4.10. Competitive FACS

For the flow cytometric analysis, the suspended cells were fixed and permeabilized with BD cytoperm/cytofix solution (BD), followed by the incubation with primary antibody solution and with goat anti-mouse IgG F(ab′)2-PE. The stained cells were analyzed by FACScalibur (BD) and the obtained data were analyzed using CellQuest software (BD). When determining whether the autoantibody-mimotope display phage or streptavidin can compete with target cellular antigen for antibody binding, primary antibodies were pre-incubated with each mimotope-display antigens at room temperature for 60 min and then used for staining.

4.11. Expression and Purification of Recombinant ATIC Protein and XC154p1 Epitope Display Streptavidin (XC154p1-STA)

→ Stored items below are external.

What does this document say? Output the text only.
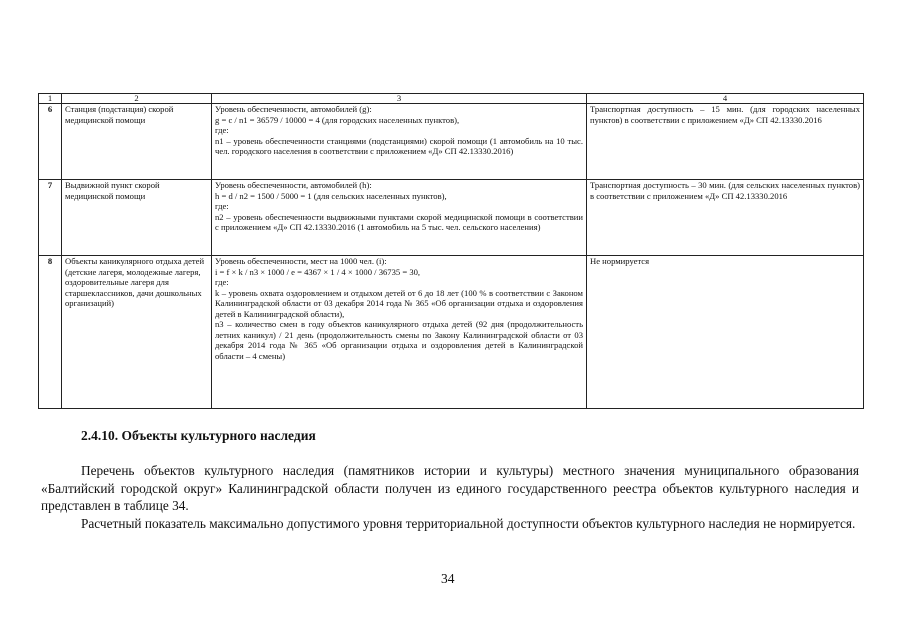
1	2	3	4
6	Станция (подстанция) скорой медицинской помощи	Уровень обеспеченности, автомобилей (g):
g = c / n1 = 36579 / 10000 = 4 (для городских населенных пунктов),
где:
n1 – уровень обеспеченности станциями (подстанциями) скорой помощи (1 автомобиль на 10 тыс. чел. городского населения в соответствии с приложением «Д» СП 42.13330.2016)	Транспортная доступность – 15 мин. (для городских населенных пунктов) в соответствии с приложением «Д» СП 42.13330.2016
7	Выдвижной пункт скорой медицинской помощи	Уровень обеспеченности, автомобилей (h):
h = d / n2 = 1500 / 5000 = 1 (для сельских населенных пунктов),
где:
n2 – уровень обеспеченности выдвижными пунктами скорой медицинской помощи в соответствии с приложением «Д» СП 42.13330.2016 (1 автомобиль на 5 тыс. чел. сельского населения)	Транспортная доступность – 30 мин. (для сельских населенных пунктов) в соответствии с приложением «Д» СП 42.13330.2016
8	Объекты каникулярного отдыха детей (детские лагеря, молодежные лагеря, оздоровительные лагеря для старшеклассников, дачи дошкольных организаций)	Уровень обеспеченности, мест на 1000 чел. (i):
i = f × k / n3 × 1000 / e = 4367 × 1 / 4 × 1000 / 36735 = 30,
где:
k – уровень охвата оздоровлением и отдыхом детей от 6 до 18 лет (100 % в соответствии с Законом Калининградской области от 03 декабря 2014 года № 365 «Об организации отдыха и оздоровления детей в Калининградской области),
n3 – количество смен в году объектов каникулярного отдыха детей (92 дня (продолжительность летних каникул) / 21 день (продолжительность смены по Закону Калининградской области от 03 декабря 2014 года № 365 «Об организации отдыха и оздоровления детей в Калининградской области – 4 смены)	Не нормируется
2.4.10. Объекты культурного наследия

Перечень объектов культурного наследия (памятников истории и культуры) местного значения муниципального образования «Балтийский городской округ» Калининградской области получен из единого государственного реестра объектов культурного наследия и представлен в таблице 34.

Расчетный показатель максимально допустимого уровня территориальной доступности объектов культурного наследия не нормируется.

34
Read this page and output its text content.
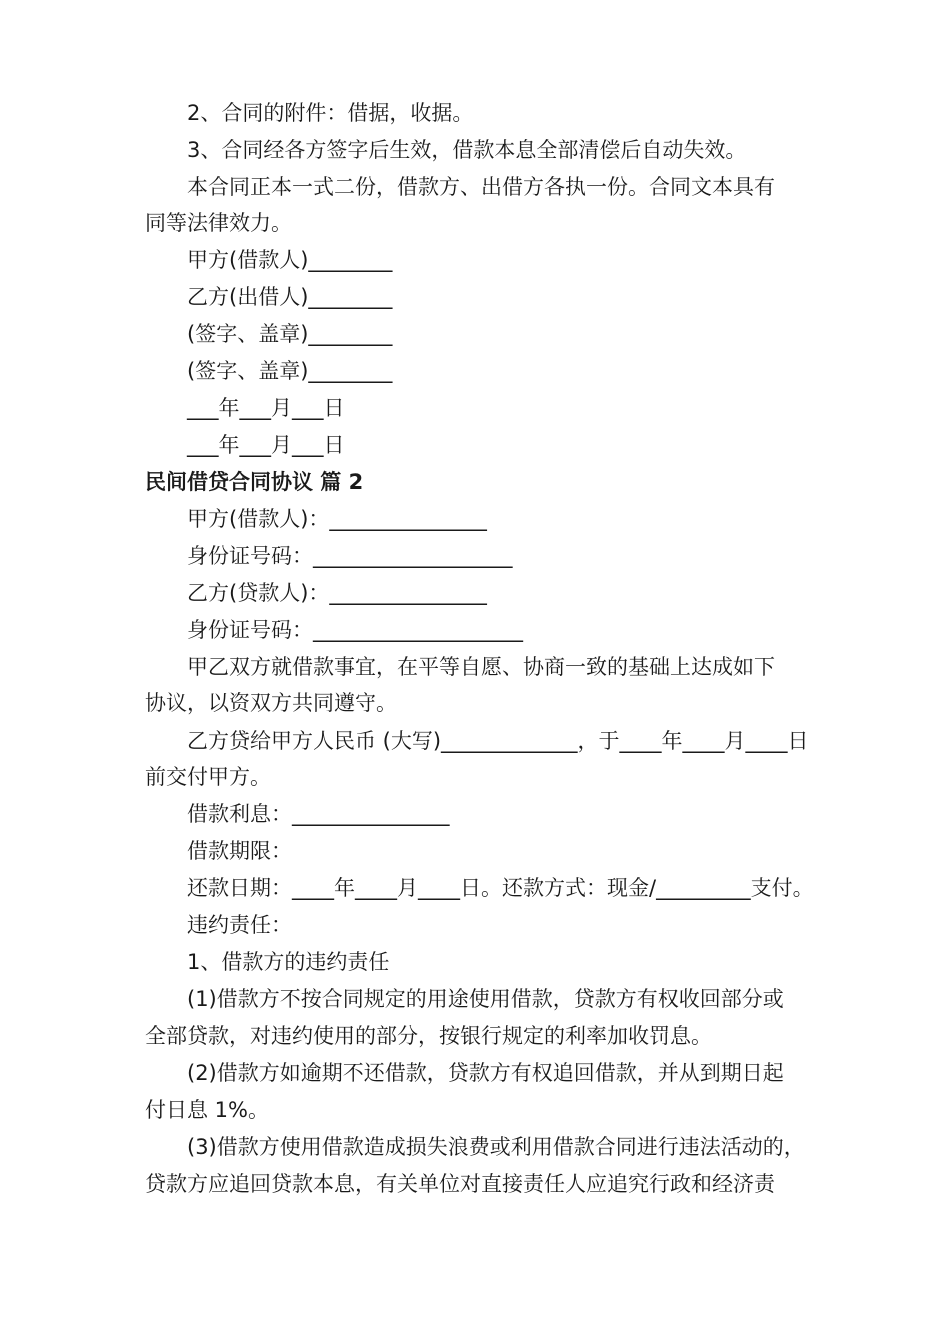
2、合同的附件：借据，收据。
3、合同经各方签字后生效，借款本息全部清偿后自动失效。
本合同正本一式二份，借款方、出借方各执一份。合同文本具有
同等法律效力。
甲方(借款人)________
乙方(出借人)________
(签字、盖章)________
(签字、盖章)________
___年___月___日
___年___月___日
民间借贷合同协议 篇 2
甲方(借款人)：_______________
身份证号码：___________________
乙方(贷款人)：_______________
身份证号码：____________________
甲乙双方就借款事宜，在平等自愿、协商一致的基础上达成如下
协议，以资双方共同遵守。
乙方贷给甲方人民币 (大写)_____________，于____年____月____日
前交付甲方。
借款利息：_______________
借款期限：
还款日期：____年____月____日。还款方式：现金/_________支付。
违约责任：
1、借款方的违约责任
(1)借款方不按合同规定的用途使用借款，贷款方有权收回部分或
全部贷款，对违约使用的部分，按银行规定的利率加收罚息。
(2)借款方如逾期不还借款，贷款方有权追回借款，并从到期日起
付日息 1%。
(3)借款方使用借款造成损失浪费或利用借款合同进行违法活动的，
贷款方应追回贷款本息，有关单位对直接责任人应追究行政和经济责
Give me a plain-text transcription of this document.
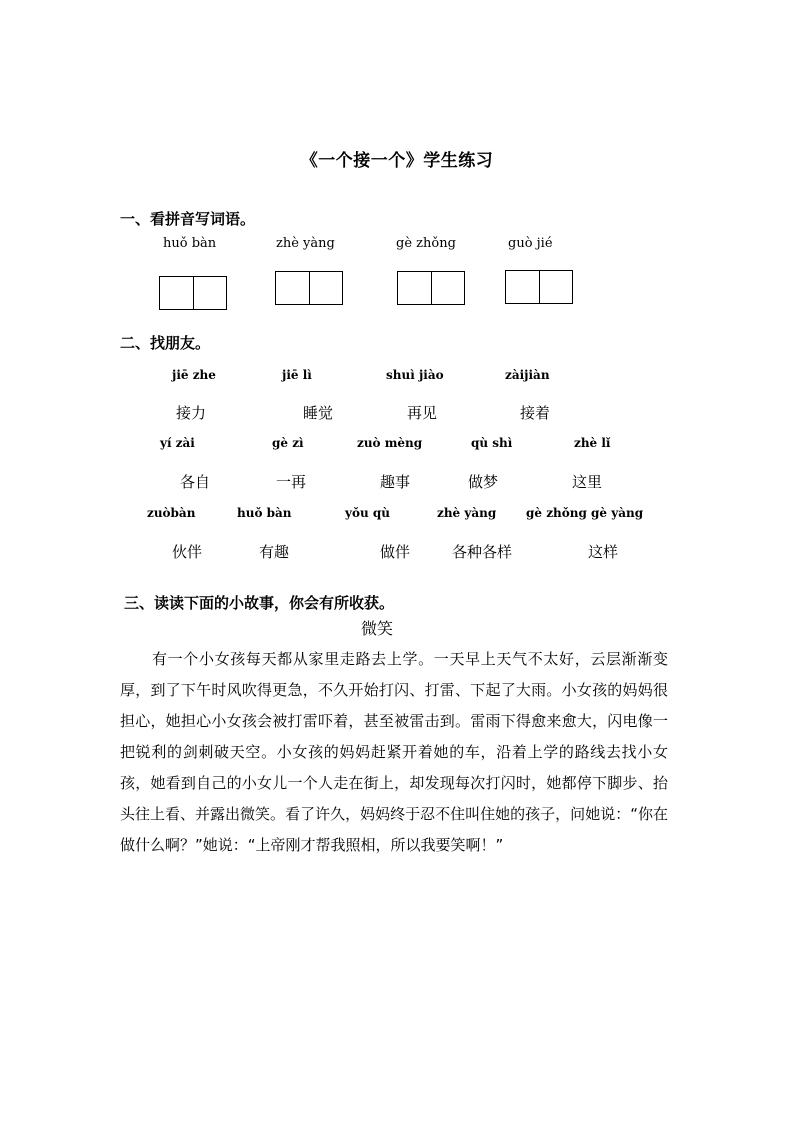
《一个接一个》学生练习
一、看拼音写词语。
huǒ bàn	zhè yàng	gè zhǒng	guò jié
二、找朋友。
jiē zhe	jiē lì	shuì jiào	zàijiàn
接力	睡觉	再见	接着
yí zài	gè zì	zuò mèng	qù shì	zhè lǐ
各自	一再	趣事	做梦	这里
zuòbàn	huǒ bàn	yǒu qù	zhè yàng gè zhǒng gè yàng
伙伴	有趣	做伴	各种各样	这样
三、读读下面的小故事，你会有所收获。
微笑
有一个小女孩每天都从家里走路去上学。一天早上天气不太好，云层渐渐变厚，到了下午时风吹得更急，不久开始打闪、打雷、下起了大雨。小女孩的妈妈很担心，她担心小女孩会被打雷吓着，甚至被雷击到。雷雨下得愈来愈大，闪电像一把锐利的剑刺破天空。小女孩的妈妈赶紧开着她的车，沿着上学的路线去找小女孩，她看到自己的小女儿一个人走在街上，却发现每次打闪时，她都停下脚步、抬头往上看、并露出微笑。看了许久，妈妈终于忍不住叫住她的孩子，问她说：“你在做什么啊？”她说：“上帝刚才帮我照相，所以我要笑啊！”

The cDNA of human ATIC (hATIC: 1779 bp) was prepared from total mRNA of HepG2 cells, and amplified cDNA insert was cloned into pET28a(+) vector using NheI and BamHI sites (Supplementary Figure S5). For the effective protein folding of hATIC which containing 10 cysteine residues, hATIC expression vector was transformed into E. coli strain SHuffle® T7 (New England Biolabs), an engineered E. coli B strain, as a host cell to promote disulfide bond formation in the cytoplasm. Transformed cells were cultured for 22 h at 25 °C and His6-tagged hATIC was purified using a Talon affinity column (Clontech Laboratories, Mountain View, CA, USA) by imidazole gradient elution (0 to 0.5 M). Fractions containing hATIC were pooled and used for further analysis. The DNA coding cyclic peptide epitope XC154p1 sequence (-CLPSWFHRC-) with NdeI and NotI restriction enzyme sites was synthesized (Bioneer) and cloned into the streptavidin cloned-pET28a(+) vector, as described previously [22]. The cyclic peptide epitope expression vector was also transformed into E. coli strain SHuffle® T7. Transformants were cultured and XC154p1-STA was purified using a Talon affinity column and HiLoad 16/600 Superdex 200 prep grade column, as described previously [22]. Fractions containing XC154p1-STA were pooled and used for further analysis and human serum ELISA.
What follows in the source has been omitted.